Que faire que faire?

Ecrit par : toujoursraison | 24 février 2008

_ Eh, Grun !
_ Oué chef ?
_ T'as lu le com au-d'sus ?
_ Oué.
_ Tu vois bien qu'il admire tes sorts scatos !
_ Et alors ?
_ Alors c'est comme si tu pouvais plus apparaître dans ce blog sans en inventer de nouveaux ! Faut bien satisfaire la clientèle !
_ Eh bah y s'ra content ! Chef, laisse-moi ton blog quelques jours, tu verras, de la merde, y'en aura ! Mouheuharrrrh !
_ Tin ça fout les jetons !

Ecrit par : Zhang | 24 février 2008

Laissez tomber les mecs ça ne vaut pas d etre mitrailler avec des mitrailleuses pleines de merde
(pour le coup c est terrien comme expression : traduction Serbe)

Ecrit par : Lénia | 24 février 2008

@ Lénia : A te lire on dirait que le terme "mitrailleuse" est redondant avec celui de merde... C'est même un pléonasme. ça se tiendrait.

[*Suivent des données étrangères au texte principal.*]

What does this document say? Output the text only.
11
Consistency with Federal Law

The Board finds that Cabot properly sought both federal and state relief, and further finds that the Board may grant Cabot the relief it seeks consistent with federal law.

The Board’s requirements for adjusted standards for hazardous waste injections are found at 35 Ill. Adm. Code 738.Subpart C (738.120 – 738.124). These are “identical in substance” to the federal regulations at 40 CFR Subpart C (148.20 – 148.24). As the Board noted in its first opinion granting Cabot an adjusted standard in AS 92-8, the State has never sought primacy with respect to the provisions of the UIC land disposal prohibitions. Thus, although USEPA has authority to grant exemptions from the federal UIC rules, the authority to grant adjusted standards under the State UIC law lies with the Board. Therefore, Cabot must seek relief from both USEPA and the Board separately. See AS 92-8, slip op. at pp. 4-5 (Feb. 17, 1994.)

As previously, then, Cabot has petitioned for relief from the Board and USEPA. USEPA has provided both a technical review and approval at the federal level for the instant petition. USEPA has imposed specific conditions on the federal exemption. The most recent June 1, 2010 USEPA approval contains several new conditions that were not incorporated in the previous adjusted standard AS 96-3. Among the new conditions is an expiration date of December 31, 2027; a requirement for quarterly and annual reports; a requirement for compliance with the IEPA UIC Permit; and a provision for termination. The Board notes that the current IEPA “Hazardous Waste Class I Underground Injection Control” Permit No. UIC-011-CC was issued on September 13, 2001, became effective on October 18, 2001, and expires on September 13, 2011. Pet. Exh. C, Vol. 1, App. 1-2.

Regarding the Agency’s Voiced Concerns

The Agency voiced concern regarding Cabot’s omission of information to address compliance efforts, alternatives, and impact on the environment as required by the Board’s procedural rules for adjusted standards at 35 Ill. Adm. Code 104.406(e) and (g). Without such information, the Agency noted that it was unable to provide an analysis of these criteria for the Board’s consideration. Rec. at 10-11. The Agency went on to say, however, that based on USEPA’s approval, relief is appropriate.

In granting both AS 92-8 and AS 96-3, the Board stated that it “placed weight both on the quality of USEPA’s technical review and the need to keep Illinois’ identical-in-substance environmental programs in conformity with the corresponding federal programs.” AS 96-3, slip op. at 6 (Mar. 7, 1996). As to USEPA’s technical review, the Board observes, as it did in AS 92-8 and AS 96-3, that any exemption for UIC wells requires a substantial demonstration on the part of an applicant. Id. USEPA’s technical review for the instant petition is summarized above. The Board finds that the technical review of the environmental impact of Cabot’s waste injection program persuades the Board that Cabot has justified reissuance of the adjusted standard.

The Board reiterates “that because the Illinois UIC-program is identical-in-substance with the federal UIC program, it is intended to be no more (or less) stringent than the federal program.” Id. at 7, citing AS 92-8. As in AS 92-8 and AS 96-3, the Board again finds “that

Toi tu n'aimes pas mon blog.

Ecrit par : Zhang | 25 février 2008

bien si ! pourquoi penses tu que je me tue les yeux en lisant du blanc sur du vert ! sans déc, il fait mal ton blog, dans tous les sens du terme

Bon je repasse demain pour lire la dernière note, car là je vais boire une chope et je vais me coucher !

Ecrit par : Lénia | 26 février 2008

@ Lénia : Il fait mal, mon blog ??

Diantre.
L'ennui avec les com's sur le net c'est qu'il n'est pas toujours évident de faire une interprétation correcte de ce qui y est écrit. J'avoue que je ne suis pas.

En tout cas je te remercie sincèrement de te tuer les yeux à me lire.
Et si je comprends bien j'ai plus qu'à changer la présentation un peu criarde.

Bonne chope !

Ecrit par : Zhang | 27 février 2008

beruuuuuRRRRPPPPPsssssssss Hic
(moi aussi je rote)
MErci,


Bises, non laisse comme c est moi j adore comme ça

Ecrit par : Lénia | 27 février 2008

Les commentaires sont fermés.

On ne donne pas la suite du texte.